Spatial, Temporal and Notch Determination of Terminal Selector Expression Controls Neuronal Cell Fate in the Drosophila Optic Lobe

Understanding how diverse neuronal identities arise is a central challenge in developmental neurobiology. In the Drosophila visual system, spatial patterning defines broad neuroepithelial territories, while temporal cascades and Notch signaling refine cell fate decisions. This paper demonstrates that the convergence of these three axes precisely controls the activation of terminal selector transcription factors, the master regulators that lock neurons into their final identities. By integrating high‑throughput single‑cell transcriptomics with sophisticated genetic labeling, the authors charted a detailed map of selector expression across the medulla, revealing 53 candidates that are consistently expressed within defined specification modules.

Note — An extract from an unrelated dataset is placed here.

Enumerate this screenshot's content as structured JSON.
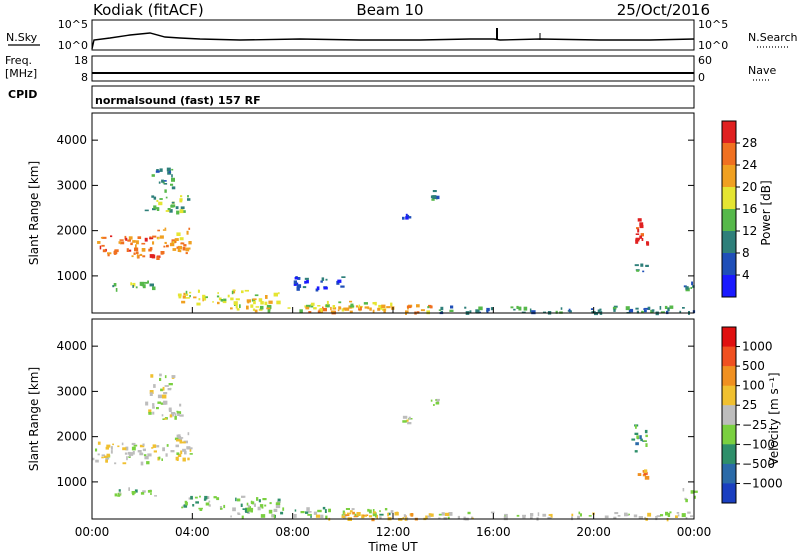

The authors’ experimental validation adds a critical layer of confidence. Temperature‑sensitive memory cassettes were used to trace the spatial origins of optic lobe projection neurons, confirming that distinct neuroepithelial domains give rise to specific neuronal classes. Moreover, targeted loss‑of‑function experiments showed that removing a spatial, temporal, or Notch factor directly suppresses its downstream selector, establishing a causal regulatory hierarchy. This mechanistic insight bridges the gap between broad patterning cues and the fine‑grained transcriptional programs that drive circuit assembly, offering a template that may extend to other brain regions and species.

Beyond basic science, the dataset (GSE254562) and the validated genetic tools constitute a valuable platform for the broader community. Researchers can now design split‑GAL4 lines that target precise neuronal subtypes, accelerating functional studies of visual processing and behavior. The integration of spatial, temporal, and Notch information also informs computational models of brain development, potentially guiding strategies for regenerative medicine where recreating authentic neuronal diversity is essential. As the field moves toward comprehensive cell‑type atlases, this work exemplifies how multi‑modal patterning data can be harnessed to decode the logic of neural circuit formation.